Thursday, November 7, 2013

Loving in the Manner Acceptable to the one Being Loved

On the spiritual page of the Catholic Times the columnist recounts what an older priest told him about a couple with whom he had spent many enjoyable hours, and has known for many years. Hearing they were not on the best of terms, he invited them to join him at a restaurant for dinner. All seemed as it had been in the past, with the husband, during the meal, showing affection for the wife.

At the end of the meal, however, while the husband went to the restroom, she told the priest that the next time he visited she wants him to meet with them separately. The meal ended with the wife's bitter words ringing in the ears of the old family friend. He told the columnist that no matter how long a couple have been together, and how many good things were done, just one serious incident that one of the spouses hated would be enough to cause a great deal of trouble.

The columnist notes that when loving someone, we always want to do good by that person, to make them happy. And when the person loved enjoys the same things as the person loving, then great blessings come to both.
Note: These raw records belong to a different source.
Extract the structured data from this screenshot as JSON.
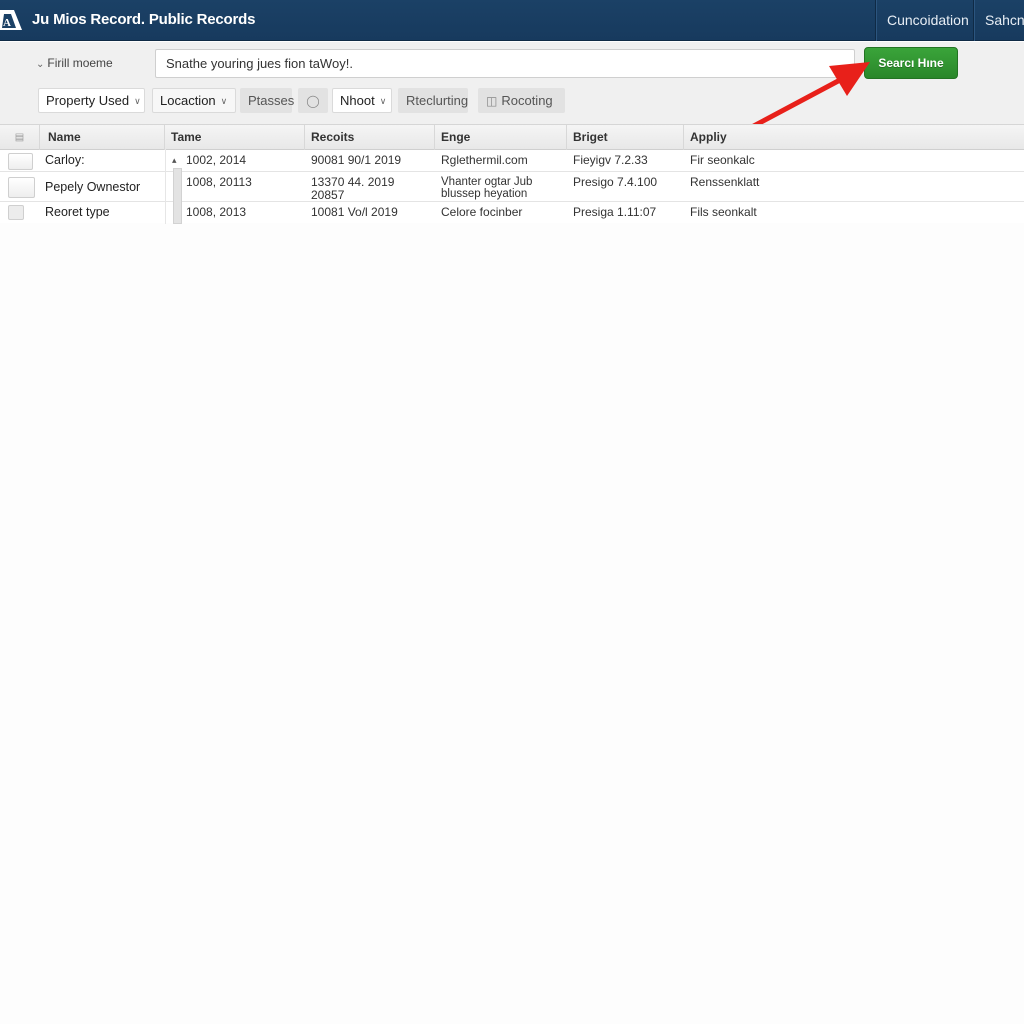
{
  "header": {
    "logo_icon": "mountain-logo-icon",
    "title": "Ju Mios Record. Public Records",
    "nav": [
      {
        "label": "Cuncoidation"
      },
      {
        "label": "Sahcn"
      }
    ],
    "colors": {
      "background": "#1b4166",
      "text": "#ffffff"
    }
  },
  "search": {
    "filter_toggle_label": "Firill moeme",
    "filter_toggle_icon": "chevron-down-icon",
    "input_value": "Snathe youring jues fion taWoy!.",
    "button_label": "Searcı Hıne",
    "button_color": "#2e8f2e"
  },
  "filters": [
    {
      "label": "Property Used",
      "dropdown": true
    },
    {
      "label": "Locaction",
      "dropdown": true
    },
    {
      "label": "Ptasses",
      "dropdown": false
    },
    {
      "label": "",
      "icon": "apple-icon"
    },
    {
      "label": "Nhoot",
      "dropdown": true
    },
    {
      "label": "Rteclurting",
      "dropdown": false
    },
    {
      "label": "Rocoting",
      "icon": "document-icon"
    }
  ],
  "annotation": {
    "arrow_icon": "red-arrow-icon",
    "arrow_color": "#e8201a"
  },
  "table": {
    "columns": [
      "Name",
      "Tame",
      "Recoits",
      "Enge",
      "Briget",
      "Appliy"
    ],
    "rows": [
      {
        "name": "Carloy:",
        "tame": "1002, 2014",
        "recoits": "90081 90/1 2019",
        "enge": "Rglethermil.com",
        "briget": "Fieyigv 7.2.33",
        "apply": "Fir seonkalc"
      },
      {
        "name": "Pepely Ownestor",
        "tame": "1008, 20113",
        "recoits": "13370 44. 2019 20857",
        "enge": "Vhanter ogtar Jub blussep heyation",
        "briget": "Presigo 7.4.100",
        "apply": "Renssenklatt"
      },
      {
        "name": "Reoret type",
        "tame": "1008, 2013",
        "recoits": "10081 Vo/l 2019",
        "enge": "Celore focinber",
        "briget": "Presiga 1.11:07",
        "apply": "Fils seonkalt"
      }
    ]
  }
}
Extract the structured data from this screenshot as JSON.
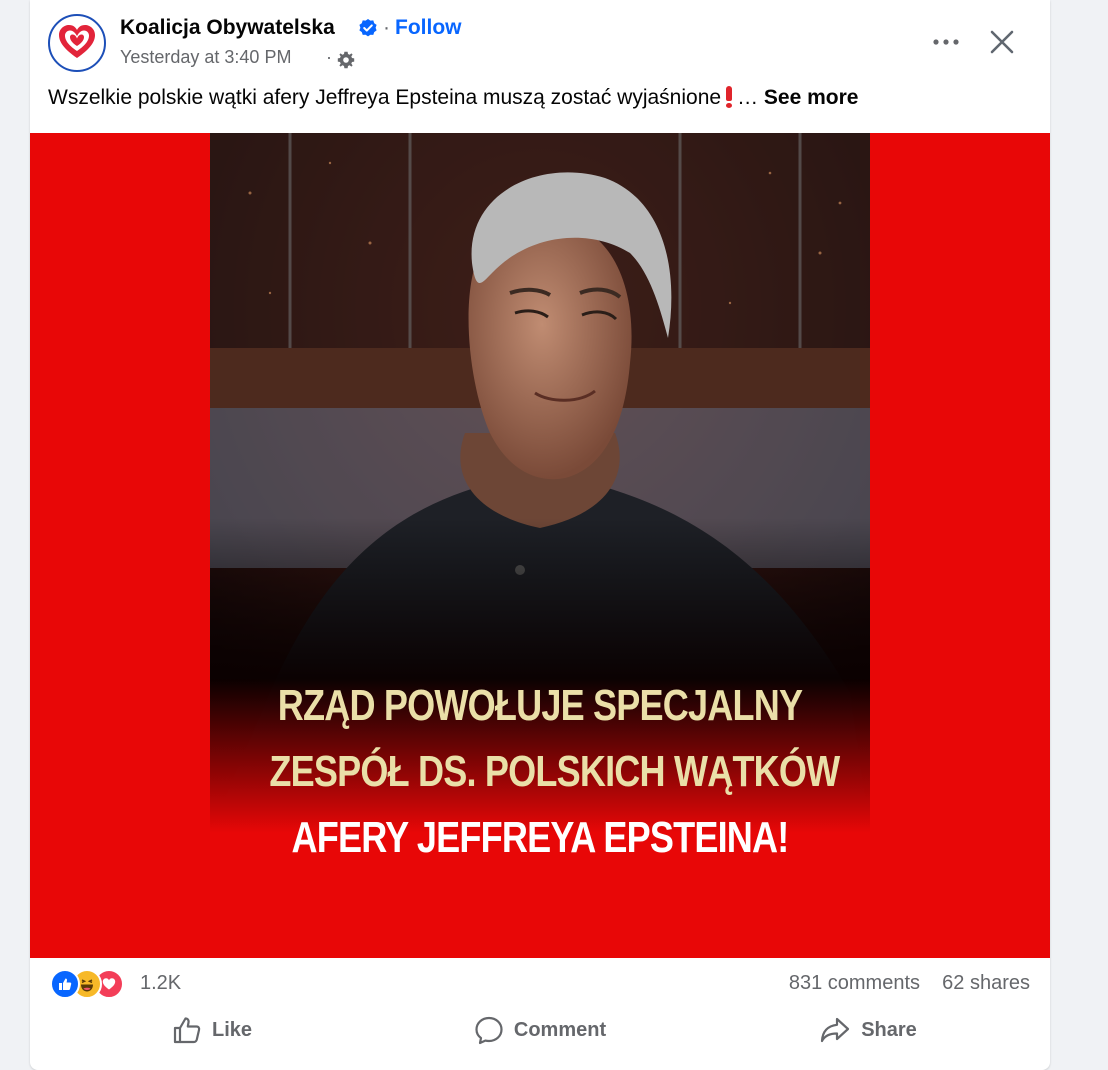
{
  "post": {
    "author": "Koalicja Obywatelska",
    "separator": "·",
    "follow_label": "Follow",
    "timestamp": "Yesterday at 3:40 PM",
    "timestamp_separator": "·",
    "text": "Wszelkie polskie wątki afery Jeffreya Epsteina muszą zostać wyjaśnione",
    "ellipsis": "…",
    "see_more_label": "See more",
    "brand_color": "#e80707",
    "accent_color": "#0866ff"
  },
  "image": {
    "headline_lines": [
      "RZĄD POWOŁUJE SPECJALNY",
      "ZESPÓŁ DS. POLSKICH WĄTKÓW",
      "AFERY JEFFREYA EPSTEINA!"
    ]
  },
  "stats": {
    "reaction_icons": [
      "like-icon",
      "haha-icon",
      "love-icon"
    ],
    "reaction_count": "1.2K",
    "comments": "831 comments",
    "shares": "62 shares"
  },
  "actions": {
    "like": "Like",
    "comment": "Comment",
    "share": "Share"
  }
}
However, he reminds us that, more important than making positive efforts in doing what the loved one enjoys, is to refrain from doing what they dislike. Such efforts, he feels, will enable one to show more interest and care for the loved one.

Though it is understood that the lover usually loves in his own unique manner, it is important to love in a manner, the columnist says, that is acceptable to the one being loved. When one knows what the loved one dislikes, great effort must be made to avoid doing what the other dislikes, which will develop trust and foster love. 

If there is someone we love now, he suggests that we refrain from doing what they dislike. But it must be mutual. When only one party to the relationship makes the effort to refrain from doing what the other dislikes, the lack of trust will take its toll and the relationship will break down.

The breakdown of marriages and the attempts to strengthen family ties are common themes in today's world. They are likely to continue if we cannot master our emotions, direct our loving thoughts toward others in a manner they can appreciate, and put into practice the old-fashion idea of living a virtuous life. Intentions to live such a life are well and good, but will accomplish little of permanent value if they remain in the head and fail to become a part of who we are.